Айден. Кто-бы ты ни был, грубиян, я тебя не знаю: так зачем-же мне выдавать тебя? Разве не довольно того, что ты ворвался ко мне в сад, как вор, пришедший обокрасть мои владенья и влезший на мою стену, не спросясь меня, самого владельца,- и ты-же грозишь мне в таких дерзких выражениях?

Кэд. Пугаю тебя? Да, клянусь благороднейшей кровью, которая когда-либо была пролита, я также еще вцеплюсь тебе в бороду. Смотри-же на меня хорошенько. Я уже пять дней, как не ел мяса; однако, подойди-ка ты и пятеро твоих слуг, и попусти Боже, чтобы я больше никогда уже не ел травы, если я не приколочу вас, мертвыми, как дверные гвозди.

Айден. Нет, никогда, пока еще Англия стоит, не скажут, что Александр Айден, кентский эсквайр, с людьми напал на голодного человека. Противься своим пристальным взором моему; посмотри, не можешь-ли ты взглядами одолеть меня? Сравни себя со мною,- сустав с суставом, и ты - гораздо меньше меня. Твоя рука - лишь один палец моего кулака; твоя нога - трость в сравнении с этим бревном; моя ступня поборется со всею силой, какая в тебе есть; а если я только взмахну в воздухе рукою, так могила уже вырыта тебе в земле. Что-же касается до слов, то они соответствуют твоим, а o чем я умолчу, то пусть мой меч доложит.

Кэд. Клянусь своей доблестью! Вот самый совершенный воин, о каком я когда-либо слыхивал. Клинок! Если ты погнешь острие свое или не изрежешь этого толстомясаго болвана на ломти, прежде, чем успокоишься в своих ножнах, я на коленях умоляю Юпитера, чтобы он обратил тебя в подковный гвоздь (Дерутся. Кэд падает). О, я убит! Меня убил никто иной, как голод; пусть только выступят против меня десять тысяч чертей, и дайте мне те десять обедов, которых я лишился, и я вызову их всех. Сад, увянь! И будь впредь могилой для всех, кто живет в этом доме, потому что здесь отлетела непобедимая душа Кэда!
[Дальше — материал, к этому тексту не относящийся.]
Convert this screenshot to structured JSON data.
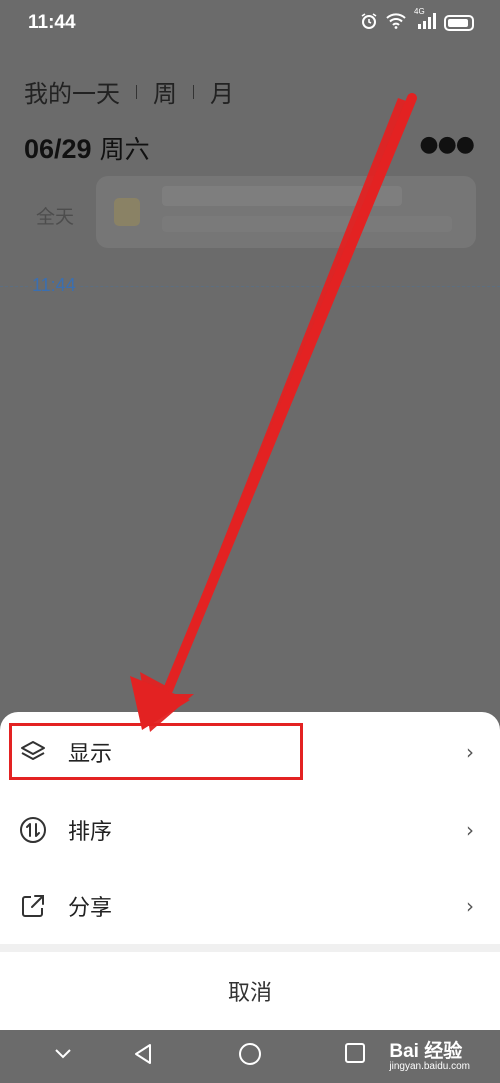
{
  "status_bar": {
    "time": "11:44",
    "network": "4G"
  },
  "calendar": {
    "tabs": [
      "我的一天",
      "周",
      "月"
    ],
    "date": "06/29",
    "weekday": "周六",
    "all_day_label": "全天",
    "now_time": "11:44"
  },
  "sheet": {
    "items": [
      {
        "label": "显示",
        "icon": "layers-icon"
      },
      {
        "label": "排序",
        "icon": "sort-icon"
      },
      {
        "label": "分享",
        "icon": "share-icon"
      }
    ],
    "cancel_label": "取消"
  },
  "watermark": {
    "brand": "Bai 经验",
    "url": "jingyan.baidu.com"
  },
  "colors": {
    "highlight": "#e32222",
    "dim_overlay": "#6b6b6b",
    "link_blue": "#3b6fb0"
  }
}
Айден. Неужели я убил Кэда, этого чудовищного изменника? Меч! Я прославлю тебя за этот подвиг, и тебя повесят над моей могилой, когда я умру. Никогда не будет эта кровь стерта с твоего острия, но ты будешь в ней, как в одежде герольда, чтобы проявить славу своего господина.
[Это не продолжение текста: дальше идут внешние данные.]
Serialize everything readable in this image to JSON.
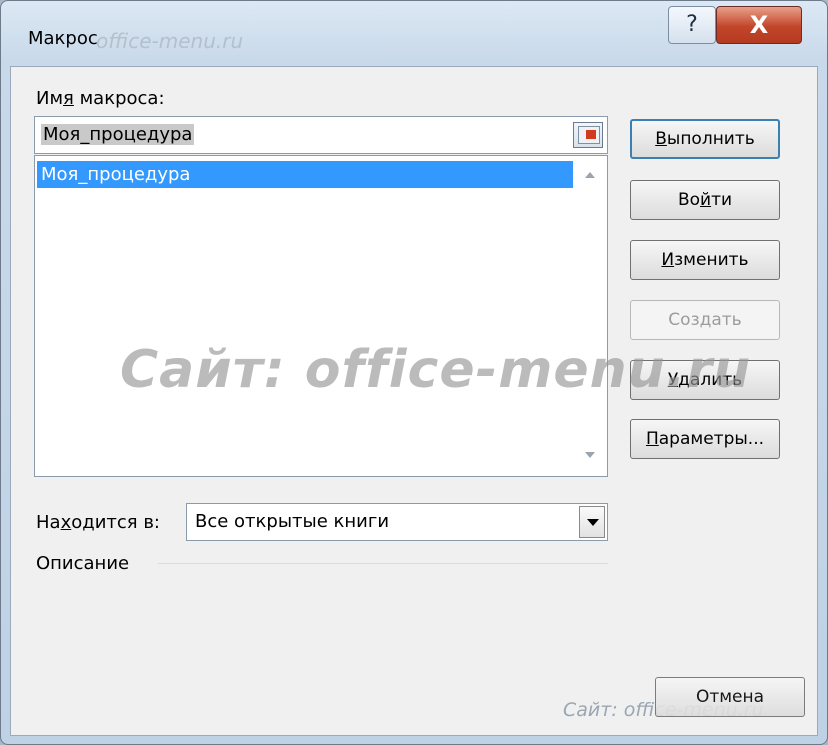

Кэд. Айден, прощай и не гордись своей победой. Скажи от меня Кенту, что он лишился лучшего из своих людей, который убеждает весь мир быть трусами, потому что я, который никогда не был трусом, побежден не силой, а голодом (Умирает).

Айден за ноги, вниз головою, в навозную кучу, которая будет тебе могилой, и там отрублю твою бесстыдную голову. Ее я торжественно понесу к королю, оставив туловище на пропитание воронам (Уходят: Айден, таща за собою тело, и слуги).